May 08 2013
Getting to grips with the right or wrong way to go about things in any country is always a minefield of ever-changing goal posts. In Vietnam, luckily the people are largely very forgiving of our faux pas and a little bit of common sense and humility goes a long way in bridging the gap between cultures. In a tourist-reliant town like Hoi An, understanding the basics really does make a difference. For starters: although the town itself is booming, Quang Nam province is still one of the poorest in Vietnam, with most of the surrounding villagers earning their main income from farming and fishing. Thinking is far more conservative than in the big cities.

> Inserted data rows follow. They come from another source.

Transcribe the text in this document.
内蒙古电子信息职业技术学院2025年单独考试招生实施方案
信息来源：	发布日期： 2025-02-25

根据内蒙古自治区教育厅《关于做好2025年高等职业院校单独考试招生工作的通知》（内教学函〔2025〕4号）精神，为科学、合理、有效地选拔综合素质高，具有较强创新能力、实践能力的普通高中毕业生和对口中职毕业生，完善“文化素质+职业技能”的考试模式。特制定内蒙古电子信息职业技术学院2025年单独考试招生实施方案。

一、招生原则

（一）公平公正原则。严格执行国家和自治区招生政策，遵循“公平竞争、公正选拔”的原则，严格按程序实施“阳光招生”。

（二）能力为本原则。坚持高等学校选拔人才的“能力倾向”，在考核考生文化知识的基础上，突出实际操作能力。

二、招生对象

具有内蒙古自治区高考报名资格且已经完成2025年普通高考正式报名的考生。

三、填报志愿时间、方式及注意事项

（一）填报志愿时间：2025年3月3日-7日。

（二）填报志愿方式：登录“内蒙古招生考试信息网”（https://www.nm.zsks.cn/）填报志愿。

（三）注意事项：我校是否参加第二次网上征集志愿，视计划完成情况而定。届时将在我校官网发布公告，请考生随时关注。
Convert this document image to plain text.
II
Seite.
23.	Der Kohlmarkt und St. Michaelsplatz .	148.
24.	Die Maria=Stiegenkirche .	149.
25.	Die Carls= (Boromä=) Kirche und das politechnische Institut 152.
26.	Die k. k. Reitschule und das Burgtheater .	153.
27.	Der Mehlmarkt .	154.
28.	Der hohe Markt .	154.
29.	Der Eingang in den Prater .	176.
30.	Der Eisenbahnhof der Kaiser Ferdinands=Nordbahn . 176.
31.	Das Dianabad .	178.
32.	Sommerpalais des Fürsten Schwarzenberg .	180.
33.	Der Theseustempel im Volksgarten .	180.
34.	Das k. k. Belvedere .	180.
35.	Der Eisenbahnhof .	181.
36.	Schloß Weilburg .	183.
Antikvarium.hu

This really is a common-sense one. Dress to the occasion and you are not going to offend anyone. In town, shorts and a T-shirt are fine, though if you’re female and planning on stopping in on a few pagodas and temples, the normal rule of covering shoulders and knees applies. Beachwear is fine at the beach, although bathing topless or nude is positively frowned upon. When walking, cycling or motorbiking around, wear a shirt — girls in bikini tops and bare-chested boys anywhere but the beach cause offence, just as they do to most in the West.
Never buy anything off a child no matter how cute they are. The same applies to paying for photos. These children are put on the street by their parents when they should be at school or at home in bed. The money they make, more often than not, is used not for helping the family or for the child’s education, but for funding gambling or drinking habits. Donate to an NGO doing reputable work instead.
The Vietnamese are natural performers. Most are more than happy to pose for a photograph, but before you shove your camera in their face, it’s simple manners to ask if it’s okay. Paying for shots is a no-no. If you are photographing a market stall owner, buy something from their stall and check they don’t mind, rather than encouraging them to demand a fee — and they will likely be happy to pose for you. The exception to this is in the countryside. Farmers and fisherpeople do struggle and quite often live in poverty. If you offered 10,000 VND, it would really make a difference to them.
If you think about it, good manners are not so different in Hoi An as back home. You wouldn’t buy things off an eight-year-old, walk into a shop topless or pay a stranger for taking their photo. It’s easy to forget all these things when everyone else is doing them in a foreign country, but you’ll be rewarded with much more respect and more often than not a positive interaction with a local if you don’t follow the herd.